St Thomas Apostle
In the Mass of St Thomas, the liturgy reminds us that the Apostles are the foundation of the Church of which Christ is the chief corner-stone (Epistle); that is why their feasts were formerly kept like Sundays.
The Gospel relates the famous scene which occurred in the Upper Room after the Lord's Resurrection. St Thomas doubted: and it was only when Jesus made him put his finger into His wounds that, passing suddenly from incredulity to ardent faith, he exclaimed: "My Lord and my God." That finger, says a Father of the Church, has become the master of the world because it showed him the reality of the flesh of Jesus Christ. Let us therefore believe in the great mystery of an Incarnate Word which will soon be manifested to the world. - The name of St Thomas occurs in the Canon of the Mass (first list).
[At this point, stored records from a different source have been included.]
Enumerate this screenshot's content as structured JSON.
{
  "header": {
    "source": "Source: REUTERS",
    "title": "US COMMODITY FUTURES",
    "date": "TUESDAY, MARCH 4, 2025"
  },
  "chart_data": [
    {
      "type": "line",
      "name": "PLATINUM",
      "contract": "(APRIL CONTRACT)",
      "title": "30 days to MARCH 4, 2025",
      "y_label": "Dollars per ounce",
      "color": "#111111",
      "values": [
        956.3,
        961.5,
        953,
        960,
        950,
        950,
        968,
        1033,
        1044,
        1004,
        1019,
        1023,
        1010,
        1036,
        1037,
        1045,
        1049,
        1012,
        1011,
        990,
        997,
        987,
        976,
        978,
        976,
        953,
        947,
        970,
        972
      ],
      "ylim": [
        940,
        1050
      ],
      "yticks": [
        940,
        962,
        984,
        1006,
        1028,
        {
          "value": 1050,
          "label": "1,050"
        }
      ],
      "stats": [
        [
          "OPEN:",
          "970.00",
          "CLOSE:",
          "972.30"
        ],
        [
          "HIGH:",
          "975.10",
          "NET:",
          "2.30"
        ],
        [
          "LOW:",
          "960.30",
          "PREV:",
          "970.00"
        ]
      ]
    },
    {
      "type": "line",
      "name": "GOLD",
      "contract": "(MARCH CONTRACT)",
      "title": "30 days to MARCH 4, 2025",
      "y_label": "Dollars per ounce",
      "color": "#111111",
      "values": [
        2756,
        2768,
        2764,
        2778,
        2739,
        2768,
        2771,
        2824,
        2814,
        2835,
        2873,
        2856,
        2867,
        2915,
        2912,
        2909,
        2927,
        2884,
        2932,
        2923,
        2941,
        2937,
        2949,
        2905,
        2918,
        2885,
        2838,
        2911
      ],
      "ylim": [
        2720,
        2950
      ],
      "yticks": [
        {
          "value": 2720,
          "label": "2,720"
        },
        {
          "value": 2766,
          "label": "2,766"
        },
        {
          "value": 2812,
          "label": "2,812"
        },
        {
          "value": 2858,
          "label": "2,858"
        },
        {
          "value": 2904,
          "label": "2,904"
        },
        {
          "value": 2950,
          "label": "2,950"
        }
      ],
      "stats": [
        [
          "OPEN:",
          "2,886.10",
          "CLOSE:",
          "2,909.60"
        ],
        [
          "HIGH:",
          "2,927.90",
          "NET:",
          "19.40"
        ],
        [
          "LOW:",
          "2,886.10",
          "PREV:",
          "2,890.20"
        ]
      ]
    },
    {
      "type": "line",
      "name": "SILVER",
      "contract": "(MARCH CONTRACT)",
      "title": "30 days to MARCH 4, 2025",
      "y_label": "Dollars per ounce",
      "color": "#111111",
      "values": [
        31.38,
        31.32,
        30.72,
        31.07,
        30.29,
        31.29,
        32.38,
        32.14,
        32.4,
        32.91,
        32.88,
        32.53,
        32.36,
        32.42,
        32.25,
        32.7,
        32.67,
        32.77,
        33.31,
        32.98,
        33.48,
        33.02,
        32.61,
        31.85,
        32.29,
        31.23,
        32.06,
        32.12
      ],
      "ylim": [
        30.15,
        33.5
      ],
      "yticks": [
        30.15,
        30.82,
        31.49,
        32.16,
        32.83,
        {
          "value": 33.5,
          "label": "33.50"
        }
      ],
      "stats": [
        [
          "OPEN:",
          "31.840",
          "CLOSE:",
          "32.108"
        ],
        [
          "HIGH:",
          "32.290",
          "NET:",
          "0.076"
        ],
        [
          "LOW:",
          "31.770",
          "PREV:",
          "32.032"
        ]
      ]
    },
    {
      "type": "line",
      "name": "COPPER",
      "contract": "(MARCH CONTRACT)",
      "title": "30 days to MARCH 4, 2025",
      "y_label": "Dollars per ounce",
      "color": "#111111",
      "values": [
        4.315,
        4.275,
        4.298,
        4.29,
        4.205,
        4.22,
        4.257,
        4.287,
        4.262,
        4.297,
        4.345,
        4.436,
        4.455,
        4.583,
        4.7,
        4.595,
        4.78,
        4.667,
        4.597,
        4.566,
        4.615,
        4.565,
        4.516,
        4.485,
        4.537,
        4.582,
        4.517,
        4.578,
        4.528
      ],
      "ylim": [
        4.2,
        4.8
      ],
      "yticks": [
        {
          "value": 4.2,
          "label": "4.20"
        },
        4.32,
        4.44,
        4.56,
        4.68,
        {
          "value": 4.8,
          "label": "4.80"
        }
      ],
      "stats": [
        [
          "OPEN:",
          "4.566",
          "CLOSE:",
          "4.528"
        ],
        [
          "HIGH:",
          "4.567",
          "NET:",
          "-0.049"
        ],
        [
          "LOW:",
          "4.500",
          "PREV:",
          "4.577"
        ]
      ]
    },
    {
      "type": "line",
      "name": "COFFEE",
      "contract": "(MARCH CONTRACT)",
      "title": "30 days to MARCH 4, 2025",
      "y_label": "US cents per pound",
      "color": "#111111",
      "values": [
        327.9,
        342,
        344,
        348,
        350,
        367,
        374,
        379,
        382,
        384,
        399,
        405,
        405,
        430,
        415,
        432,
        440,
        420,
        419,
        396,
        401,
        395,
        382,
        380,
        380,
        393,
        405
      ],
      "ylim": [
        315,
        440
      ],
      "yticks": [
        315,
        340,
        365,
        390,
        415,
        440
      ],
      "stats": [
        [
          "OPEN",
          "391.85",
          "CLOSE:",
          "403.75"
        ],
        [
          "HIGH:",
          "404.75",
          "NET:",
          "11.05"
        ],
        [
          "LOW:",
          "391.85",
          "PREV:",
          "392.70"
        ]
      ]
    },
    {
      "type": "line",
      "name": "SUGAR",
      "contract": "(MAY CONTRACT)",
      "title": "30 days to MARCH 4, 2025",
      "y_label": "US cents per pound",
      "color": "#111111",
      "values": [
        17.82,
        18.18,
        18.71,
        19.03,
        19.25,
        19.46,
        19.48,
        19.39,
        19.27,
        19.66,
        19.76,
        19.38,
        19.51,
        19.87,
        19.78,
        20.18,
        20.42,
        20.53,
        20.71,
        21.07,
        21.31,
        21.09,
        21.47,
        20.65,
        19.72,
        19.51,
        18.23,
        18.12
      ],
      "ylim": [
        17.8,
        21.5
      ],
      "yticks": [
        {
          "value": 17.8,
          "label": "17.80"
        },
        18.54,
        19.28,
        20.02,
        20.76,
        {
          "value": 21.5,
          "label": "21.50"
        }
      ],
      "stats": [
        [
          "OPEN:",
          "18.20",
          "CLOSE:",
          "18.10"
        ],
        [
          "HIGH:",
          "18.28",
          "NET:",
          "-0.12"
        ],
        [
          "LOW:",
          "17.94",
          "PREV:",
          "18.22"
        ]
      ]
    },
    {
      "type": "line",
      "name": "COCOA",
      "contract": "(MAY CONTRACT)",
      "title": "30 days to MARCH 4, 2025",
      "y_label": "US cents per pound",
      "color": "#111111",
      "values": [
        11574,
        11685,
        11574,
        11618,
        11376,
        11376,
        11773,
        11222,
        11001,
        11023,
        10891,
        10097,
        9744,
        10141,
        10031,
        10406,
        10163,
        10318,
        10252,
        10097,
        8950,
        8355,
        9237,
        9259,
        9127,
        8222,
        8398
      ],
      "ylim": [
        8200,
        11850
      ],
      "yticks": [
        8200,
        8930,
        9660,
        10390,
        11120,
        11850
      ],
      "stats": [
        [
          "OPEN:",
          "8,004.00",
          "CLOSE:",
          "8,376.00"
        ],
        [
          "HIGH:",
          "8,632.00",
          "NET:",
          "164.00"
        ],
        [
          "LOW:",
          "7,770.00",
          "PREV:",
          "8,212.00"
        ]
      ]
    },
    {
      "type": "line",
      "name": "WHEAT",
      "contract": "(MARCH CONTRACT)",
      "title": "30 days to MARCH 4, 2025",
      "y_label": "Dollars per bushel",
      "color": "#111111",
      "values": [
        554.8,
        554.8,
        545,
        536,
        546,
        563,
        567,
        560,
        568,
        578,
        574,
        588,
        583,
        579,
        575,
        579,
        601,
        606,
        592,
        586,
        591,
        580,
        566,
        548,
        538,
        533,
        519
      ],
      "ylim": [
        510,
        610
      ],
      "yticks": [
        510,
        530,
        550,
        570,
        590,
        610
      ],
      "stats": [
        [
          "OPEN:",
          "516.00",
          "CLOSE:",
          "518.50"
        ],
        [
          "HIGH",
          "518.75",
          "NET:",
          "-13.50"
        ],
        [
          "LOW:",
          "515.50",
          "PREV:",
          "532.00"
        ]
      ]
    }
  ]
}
The elevation at Mass having been instituted as a reply to the heresy of Berengarius who denied the real presence, let us contemplate in a spirit of faith the sacred elements when they are raised and say with St Thomas: "My Lord and my God," a practice enriched by Pope St Pius X with an indulgence of seven years and seven quarantines, and a plenary indulgence once a week on the ordinary conditions. - The double elevation recalls the real separation of Our Lord's Body and Blood on the Cross.
At that time, Thomas, one of the twelve, who is called Didymus, was not with them when Jesus came. The other disciples therefore said to him, We have seen the Lord. But he said to them, Except I shall see in His hands the print of the nails, and put my hand into His side, I will not believe. And after eight days, again His disciples were within, and Thomas wth them. Jesus cometh, the doors being shut and stood in the midst, and said, Peace be to you. Then He saith to Thomas, "Put in thy finger hither, and see My hands, and bring hither thy hand, and put it into My side; and be not faithless but believing."Thomas answered, and said to Him, My Lord and my God. Jesus saith to him, " Because Thou hast seen Me, Thomas, thou hast believed: blessed are they that have not seen, and have believed."